Il tribunale marocchino infligge otto mesi di carcere ai due giovani saharawi. Le organizzazioni per i diritti umani denunciano processi farsa e una strategia sistematica di persecuzione politica.
L’ombra dei "processi farsa":
Secondo le testimonianze raccolte, il verdetto è giunto al termine di un procedimento segnato da gravi irregolarità. Osama Al-Hassan Bashir, studente e attivista presso l'Università di Agadir, ha riferito all'agenzia Algerian Press Service (APS) che il dibattimento è stato privo delle più elementari garanzie giuridiche.
"Queste sentenze, basate su accuse palesemente inventate, rivelano la natura punitiva del sistema giudiziario marocchino nei territori occupati," ha dichiarato Bashir. "L'obiettivo non è la giustizia, ma la criminalizzazione del dissenso politico e la vendetta contro chiunque rivendichi libertà e indipendenza."
Una strategia di persecuzione ricorrente:
Il caso di Sabbar e Babit non è isolato, ma sembra seguire uno schema di "detenzione ciclica". Solo lo scorso settembre, i due giovani erano stati condannati per reati d'opinione, scontando una pena detentiva conclusasi a novembre. Tuttavia, a distanza di poche settimane dal rilascio, sono stati nuovamente tratti in arresto e sottoposti a un nuovo processo.

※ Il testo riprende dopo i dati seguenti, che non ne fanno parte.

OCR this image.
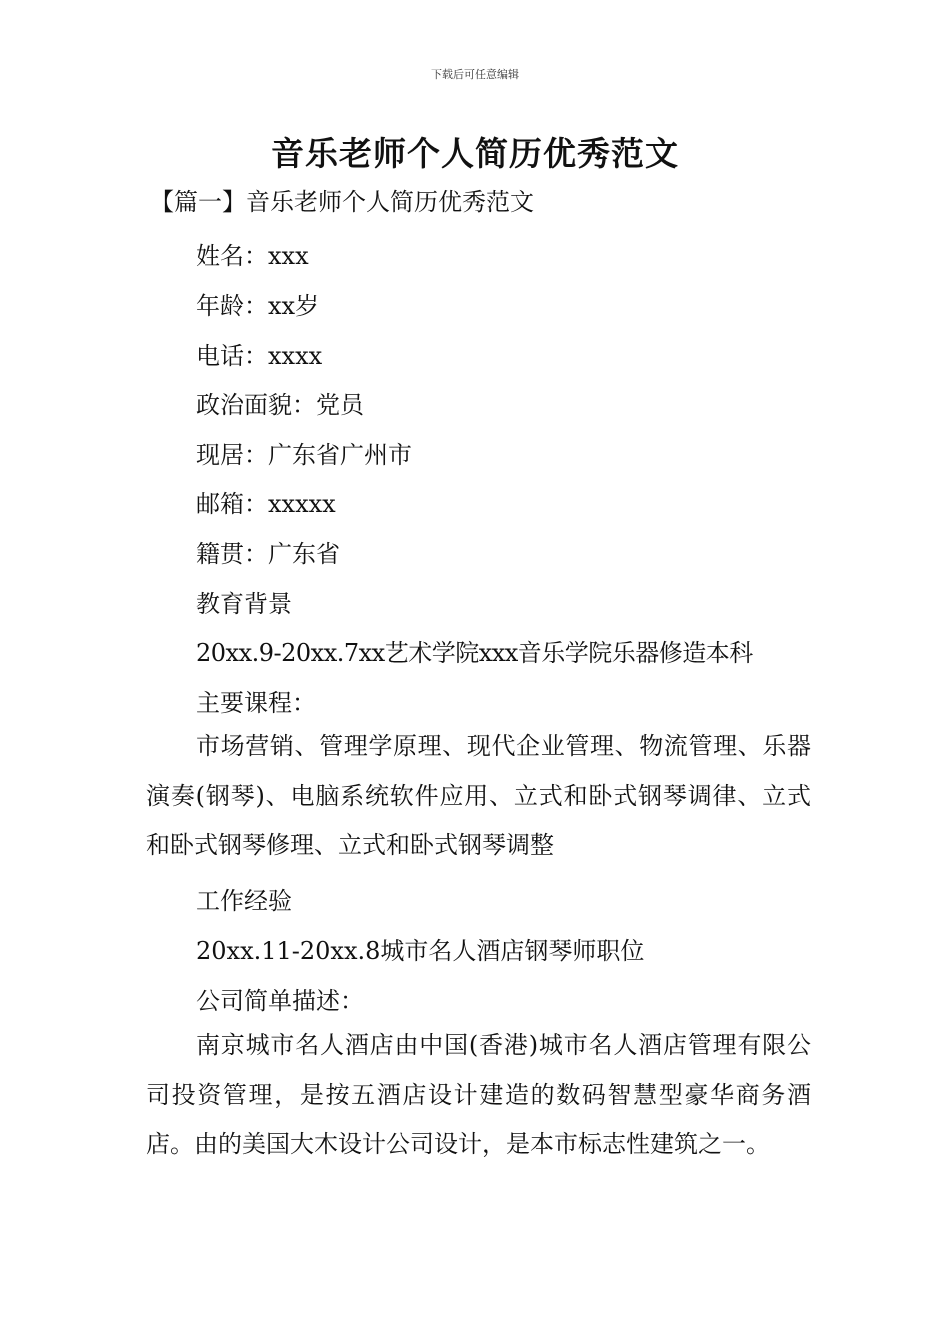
下载后可任意编辑
音乐老师个人简历优秀范文
【篇一】音乐老师个人简历优秀范文
姓名：xxx
年龄：xx岁
电话：xxxx
政治面貌：党员
现居：广东省广州市
邮箱：xxxxx
籍贯：广东省
教育背景
20xx.9-20xx.7xx艺术学院xxx音乐学院乐器修造本科
主要课程：

市场营销、管理学原理、现代企业管理、物流管理、乐器演奏(钢琴)、电脑系统软件应用、立式和卧式钢琴调律、立式和卧式钢琴修理、立式和卧式钢琴调整

工作经验
20xx.11-20xx.8城市名人酒店钢琴师职位
公司简单描述：

南京城市名人酒店由中国(香港)城市名人酒店管理有限公司投资管理，是按五酒店设计建造的数码智慧型豪华商务酒店。由的美国大木设计公司设计，是本市标志性建筑之一。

Questo schema di arresti ripetuti suggerisce una strategia deliberata volta a logorare psicologicamente e fisicamente i leader del movimento studentesco saharawi, impedendo loro di portare avanti qualsiasi forma di mobilitazione civile.
Il grido d'allarme delle ONG:
L'organizzazione "Sol de Libertad", impegnata nella protezione dei difensori dei diritti umani, ha espresso profonda preoccupazione per l'escalation repressiva. In una nota ufficiale, l'associazione ha denunciato come il sistema giudiziario venga utilizzato come strumento di pressione per "spezzare la determinazione degli studenti e minare il loro impegno politico".
Parallelamente, altre associazioni saharawi hanno evidenziato come tali pratiche violino sistematicamente gli standard internazionali:
- Limitazione della libertà di espressione.
- Violazione del diritto di associazione e protesta.
- Utilizzo di processi fraudolenti per scopi politici.
Appello alle Nazioni Unite:
L'articolo si conclude con un appello urgente rivolto alla comunità internazionale e alle Nazioni Unite. Gli attivisti chiedono un intervento immediato per monitorare le condizioni dei detenuti politici saharawi e per esercitare pressioni diplomatiche sul Marocco, affinché ponga fine alle violazioni dei diritti umani nei territori del Sahara Occidentale.
La condanna di Babit e Sabbar rimane, per ora, l'ultimo capitolo di un conflitto che continua a consumarsi non solo sul piano diplomatico, ma anche nelle aule di tribunale e nelle celle di detenzione.